Louis heard Jesse draw in a slow breath.
“I didn’t mention it because I never got the call,” Gibralter said.
Louis hesitated, knowing he was about to get his head chopped off. Shit, at least it would stop the headache. “Someone got the call,” he said. “It was four minutes long.”
Gibralter’s eyes didn’t waver. “I have a wife, Kincaid. Maybe they chatted for a few minutes.”
Louis lowered his eyes.
“So, if we are done discussing Lacey,” Gibralter said, “I have something I want to take up with you, Kincaid.”
Louis tightened. Now what?
Gibralter went to the credenza and took one of the swords off the wall. “This is a samurai sword,” he said. “Do you know why I have it here, Kincaid?”
Louis felt Jesse shift nervously at his side. “No, sir,” Louis said.

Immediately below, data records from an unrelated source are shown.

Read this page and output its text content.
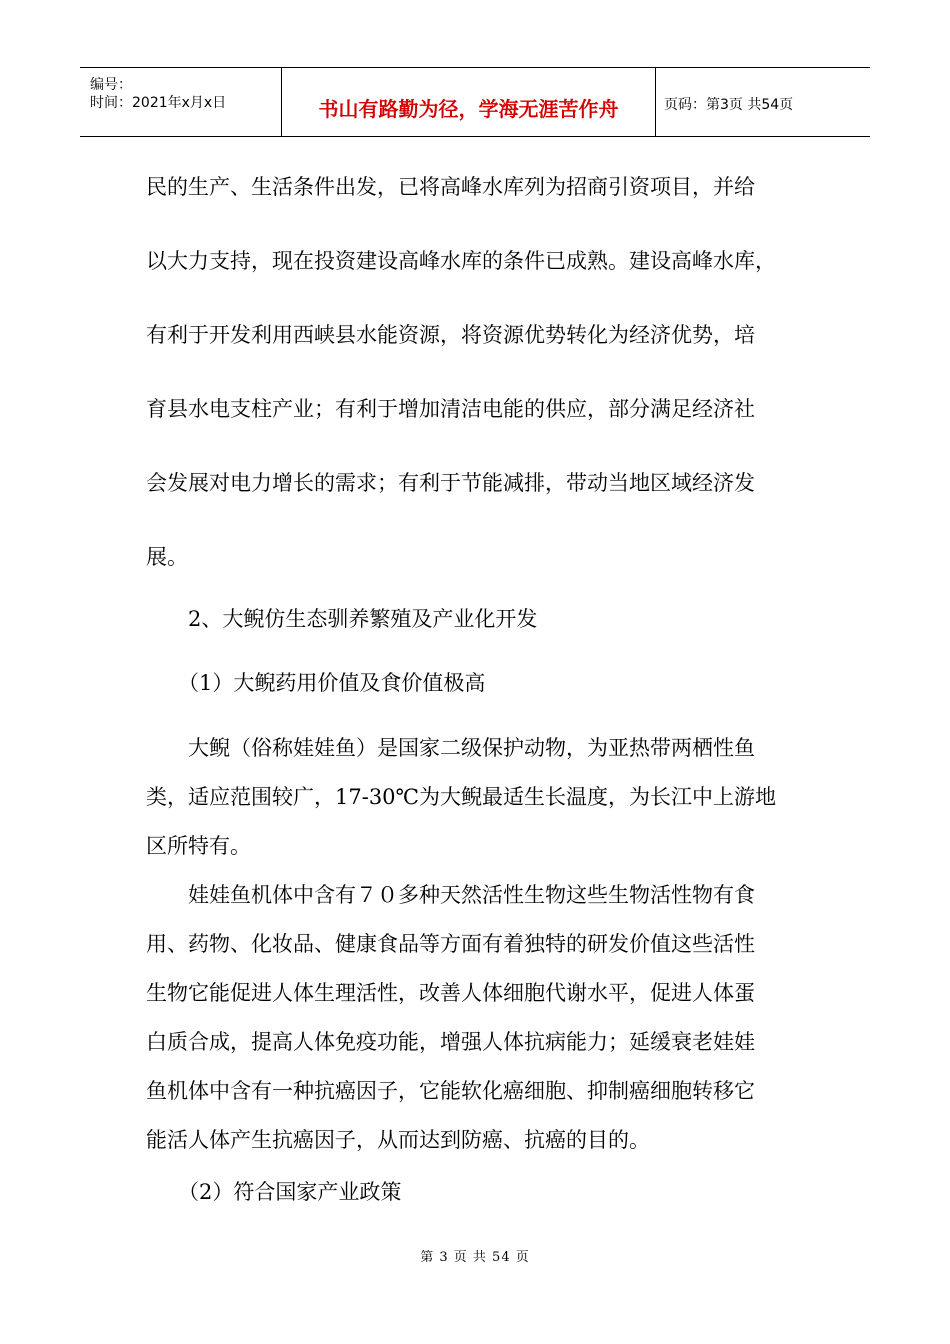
编号：
时间：2021年x月x日	书山有路勤为径，学海无涯苦作舟	页码：第3页 共54页
民的生产、生活条件出发，已将高峰水库列为招商引资项目，并给
以大力支持，现在投资建设高峰水库的条件已成熟。建设高峰水库，
有利于开发利用西峡县水能资源，将资源优势转化为经济优势，培
育县水电支柱产业；有利于增加清洁电能的供应，部分满足经济社
会发展对电力增长的需求；有利于节能减排，带动当地区域经济发
展。
2、大鲵仿生态驯养繁殖及产业化开发
（1）大鲵药用价值及食价值极高
大鲵（俗称娃娃鱼）是国家二级保护动物，为亚热带两栖性鱼
类，适应范围较广，17-30℃为大鲵最适生长温度，为长江中上游地
区所特有。
娃娃鱼机体中含有７０多种天然活性生物这些生物活性物有食
用、药物、化妆品、健康食品等方面有着独特的研发价值这些活性
生物它能促进人体生理活性，改善人体细胞代谢水平，促进人体蛋
白质合成，提高人体免疫功能，增强人体抗病能力；延缓衰老娃娃
鱼机体中含有一种抗癌因子，它能软化癌细胞、抑制癌细胞转移它
能活人体产生抗癌因子，从而达到防癌、抗癌的目的。
（2）符合国家产业政策
第 3 页 共 54 页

“I keep it to remind myself of what honor is. We spoke of honor once, didn’t we?”
“Yes, sir,” Louis said.
Gibralter’s hand traveled over the ornate hilt. “The samurai code was a simple one,” he said. “The business of a samurai consisted of reflecting on his station in life, in discharging loyal service to his master and in deepening the trust and fidelity of his fellow warriors.”
Gibralter looked at Louis. “You think maybe a samurai might have something to teach a cop?”
“I’m sure he would,” Louis said. Where the hell was this going?
Gibralter carefully set the sword back in its holder. “I spoke to a man named Bob Roberts today. Name ring a bell?”